PD-0984-19 12/11/2019
1. “Does TEX. CODE CRIM. PROC. art. 14.03(a)(1) have an exigency requirement for warrantless arrests?”
2. “If Article 14.03(a)(1) has an exigency requirement for a warrantless arrest in public, it was satisfied here because the integrity of blood-alcohol- content evidence would have been compromised had Appellee been free to leave.”
McGuire filed a motion to suppress challenging his warrantless arrest for DWI that was made in public after he was involved in a fatal accident. The trial court granted the motion, and the court of appeals affirmed. Citing Gallups v. State, 151 S.W.3d 196 (Tex. Crim. App. 2004), and Swain v. State, 181 S.W.3d 359 (Tex. Crim. App. 2005), the court concluded that TEX. CODE CRIM. PROC. art. 14.03(a)(1) requires the State to prove exigent circumstances. In this case, the court opined, the State failed to prove that exigency justified dispensing with a warrant. Considering the merits of exigency, the court held: (1) McGuire was not in danger of subsequent intoxicated driving; (2) the possibility of his flight was ambiguous; (3) the police could have seized McGuire’s truck to avoid the destruction of evidence; and, (4) the need to expeditiously draw blood has been precluded by Missouri v. McNeely.

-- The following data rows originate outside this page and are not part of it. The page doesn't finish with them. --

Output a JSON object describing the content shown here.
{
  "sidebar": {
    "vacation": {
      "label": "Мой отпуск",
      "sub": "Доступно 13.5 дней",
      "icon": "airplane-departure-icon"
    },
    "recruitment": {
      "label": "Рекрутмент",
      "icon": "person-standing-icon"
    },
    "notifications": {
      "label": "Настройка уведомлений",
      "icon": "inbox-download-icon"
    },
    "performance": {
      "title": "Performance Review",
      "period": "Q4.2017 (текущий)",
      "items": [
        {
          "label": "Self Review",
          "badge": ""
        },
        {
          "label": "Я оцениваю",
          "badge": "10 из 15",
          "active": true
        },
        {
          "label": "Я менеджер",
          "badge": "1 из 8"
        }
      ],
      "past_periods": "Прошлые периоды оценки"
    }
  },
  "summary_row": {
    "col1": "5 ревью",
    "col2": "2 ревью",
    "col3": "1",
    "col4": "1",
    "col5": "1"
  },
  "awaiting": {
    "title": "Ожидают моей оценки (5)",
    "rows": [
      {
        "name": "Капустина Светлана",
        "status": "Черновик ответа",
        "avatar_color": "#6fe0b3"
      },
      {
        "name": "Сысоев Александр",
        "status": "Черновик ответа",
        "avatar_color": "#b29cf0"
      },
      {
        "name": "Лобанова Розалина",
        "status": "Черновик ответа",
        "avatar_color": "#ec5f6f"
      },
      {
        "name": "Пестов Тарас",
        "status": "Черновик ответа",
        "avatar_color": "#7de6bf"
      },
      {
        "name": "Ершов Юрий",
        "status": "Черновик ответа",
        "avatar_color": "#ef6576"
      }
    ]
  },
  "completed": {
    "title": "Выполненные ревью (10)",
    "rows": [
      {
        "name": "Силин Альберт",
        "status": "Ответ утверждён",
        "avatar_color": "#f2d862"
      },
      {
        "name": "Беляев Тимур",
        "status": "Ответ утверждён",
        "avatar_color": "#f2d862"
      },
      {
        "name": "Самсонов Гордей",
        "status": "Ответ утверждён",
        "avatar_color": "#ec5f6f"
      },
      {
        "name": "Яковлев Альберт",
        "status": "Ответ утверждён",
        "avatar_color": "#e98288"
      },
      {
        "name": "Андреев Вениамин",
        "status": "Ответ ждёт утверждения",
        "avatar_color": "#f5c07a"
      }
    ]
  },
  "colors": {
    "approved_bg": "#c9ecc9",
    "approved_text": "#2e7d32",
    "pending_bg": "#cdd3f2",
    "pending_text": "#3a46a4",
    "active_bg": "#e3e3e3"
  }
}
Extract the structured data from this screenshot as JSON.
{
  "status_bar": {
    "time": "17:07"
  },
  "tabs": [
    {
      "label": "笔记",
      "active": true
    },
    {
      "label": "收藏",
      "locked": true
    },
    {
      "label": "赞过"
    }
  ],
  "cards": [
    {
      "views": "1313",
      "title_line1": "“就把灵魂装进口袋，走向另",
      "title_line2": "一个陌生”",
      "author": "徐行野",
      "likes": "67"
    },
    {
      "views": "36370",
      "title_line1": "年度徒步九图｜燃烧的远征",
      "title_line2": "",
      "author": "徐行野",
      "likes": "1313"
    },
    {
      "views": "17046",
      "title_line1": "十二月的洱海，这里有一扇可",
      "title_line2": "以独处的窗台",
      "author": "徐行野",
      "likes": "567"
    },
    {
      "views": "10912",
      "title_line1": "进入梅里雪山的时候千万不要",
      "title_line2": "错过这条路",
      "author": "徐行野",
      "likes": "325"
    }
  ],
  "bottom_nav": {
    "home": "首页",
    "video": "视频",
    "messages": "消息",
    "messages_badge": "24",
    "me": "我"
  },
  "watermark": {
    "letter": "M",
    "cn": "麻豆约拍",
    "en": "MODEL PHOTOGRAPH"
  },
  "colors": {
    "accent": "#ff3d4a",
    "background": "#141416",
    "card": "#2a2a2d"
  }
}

The State argues that Article 14.03(a)(1) does not have an exigency requirement. It points out that neither the U.S. nor the Texas constitutions demand a warrant to conduct an arrest in public. Next, the State contends that contrary case law—Gallups and Swain—was erroneously developed. The State explains that Gallups and Swain relied on Judge Cochran’s concurring opinion in Dyar v. State, which in turn discussed Professor Reamey’s concern that Article 14.03(a)(1) could, in practice, result in a unfettered crime-scene warrant exception. 125 S.W.3d 460 (Tex. Crim. App. 2003) (Cochran, J., concurring); Gerald S. Reamey, Arrests in Texas’s “Suspicious Places”: A Rule in Search of Reason, 31 TEX. TECH L. REV. 931 (2000). Professor Reamey proposed that an exigency requirement be applied to Article 14.03(a)(1)’s requirement that an arrest be made in a “suspicious place.” The State contends that Judge Cochran’s Dyar concurrence offered only a suggestion; it was not an accurate statement of law, particularly since there is no constitutional warrant requirement. When later cited in Gallups and Swain, the State argues, the Court erroneously restated dicta. Further, neither case announced a new exigency rule.
Next, even assuming that Article 14.03(a)(1) has an exigency requirement, the State contends the lower court missed a conclusive fact in the State’s favor. The integrity of any BAC evidence was more at risk in this context than in the warrantless search situation. Had McGuire been released, he could have ingested more alcohol or another faculty-altering substance. Finally, the accuracy of the BAC at the time the analysis is performed is important because Texas law allows for enhancement to a Class A misdemeanor for DWI if the defendant’s BAC was .15 at the time the analysis was performed. TEX. PENAL CODE § 49.04(d) (emphasis added).